Tutti i The Legend of Zelda tridimensionali hanno avuto una riedizione: i remake di Ocarina of Time e Majora's Mask su Nintendo 3DS, The Wind Waker e Twilight Princess HD su Wii U, Skyward Sword HD su Switch: è solo questione di tempo, e del prossimo hardware, perché lo stesso destino tocchi a Breath of the Wild e Tears of the Kingdom. Nintendo non è stata altrettanto benevola coi capitoli bidimensionali, né tantomeno con quelli portatili. La grossa eccezione, e questo a testimonianza del valore dell'opera, e della stima degli sviluppatori per la stessa, è proprio Link's Awakening: uscito originariamente su Game Boy nel 1993, venne riproposto soltanto un lustro dopo su Game Boy Color, nel 1998, in una versione a colori - con un dungeon aggiuntivo a sfruttarne proprio le nuove tonalità (che detto adesso fa un po' ridere, ma del resto sono passati venticinque anni).

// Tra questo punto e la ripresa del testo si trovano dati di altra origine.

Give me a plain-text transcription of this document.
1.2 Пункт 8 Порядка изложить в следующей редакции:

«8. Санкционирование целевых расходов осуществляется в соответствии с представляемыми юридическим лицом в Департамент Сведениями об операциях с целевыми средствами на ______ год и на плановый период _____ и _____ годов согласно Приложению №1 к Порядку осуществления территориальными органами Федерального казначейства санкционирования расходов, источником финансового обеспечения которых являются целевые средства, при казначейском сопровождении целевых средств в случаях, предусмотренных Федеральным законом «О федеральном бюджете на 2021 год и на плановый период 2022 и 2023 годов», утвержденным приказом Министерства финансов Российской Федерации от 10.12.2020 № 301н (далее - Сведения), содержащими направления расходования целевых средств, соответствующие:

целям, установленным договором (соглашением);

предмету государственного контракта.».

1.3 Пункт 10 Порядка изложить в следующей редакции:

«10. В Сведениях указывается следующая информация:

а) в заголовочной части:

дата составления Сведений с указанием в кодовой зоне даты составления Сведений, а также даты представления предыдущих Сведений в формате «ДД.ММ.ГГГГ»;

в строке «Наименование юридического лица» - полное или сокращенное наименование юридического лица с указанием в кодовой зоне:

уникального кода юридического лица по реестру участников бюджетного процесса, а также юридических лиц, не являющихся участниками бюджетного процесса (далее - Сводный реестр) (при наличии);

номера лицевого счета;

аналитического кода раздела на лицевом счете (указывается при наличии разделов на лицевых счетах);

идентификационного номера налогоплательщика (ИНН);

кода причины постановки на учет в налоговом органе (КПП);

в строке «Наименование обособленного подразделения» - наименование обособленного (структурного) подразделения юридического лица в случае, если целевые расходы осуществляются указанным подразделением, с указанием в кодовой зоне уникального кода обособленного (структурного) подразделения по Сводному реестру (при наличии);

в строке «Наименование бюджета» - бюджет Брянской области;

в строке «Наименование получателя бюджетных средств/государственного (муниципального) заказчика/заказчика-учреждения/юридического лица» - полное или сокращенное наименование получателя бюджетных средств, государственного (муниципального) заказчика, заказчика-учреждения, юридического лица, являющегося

A meno che la memoria non ci inganni, Link's Awakening al momento mantiene una sorta di primato: perché non solo vanta una riedizione nel 1998, ma anche un recente remake per Nintendo Switch, uscito nel 2019, e sviluppato da Grezzo in collaborazione coi creativi kyotesi. Se il gioco originale era in grado, nonostante le dimensioni, di conferire una sensazione di magniloquenza, nel 2019 Nintendo doveva prendere una decisione: o alterare la struttura di gioco proprio per riproporre quella magniloquenza, oppure fidarsi del level design certosino dell'epoca, accettandone le proporzioni effettive, e donargli un aspetto diverso. È stata scelta quest'ultima via, esaltata da uno stile grafico delizioso, un diorama con dell'acqua che pare spremuta da un tubetto di tempera ciano: sebbene il level design sia stato pensato per una limitatissima console nel 1991, il modo in cui è invecchiato è l'ennesima dimostrazione di quanto una buona composizione possa rifulgere in qualsiasi contesto.
La struttura "lock and key" non è più fresca, Koholint appare piccola (come del resto è sempre effettivamente stata), ma la qualità di Link's Awakening è ancora cristallina, e ancora più importanti rimangono le sue influenze sulla saga di The Legend of Zelda: si tratta probabilmente del migliore capitolo portatile della serie, sicuramente del più rilevante e influente.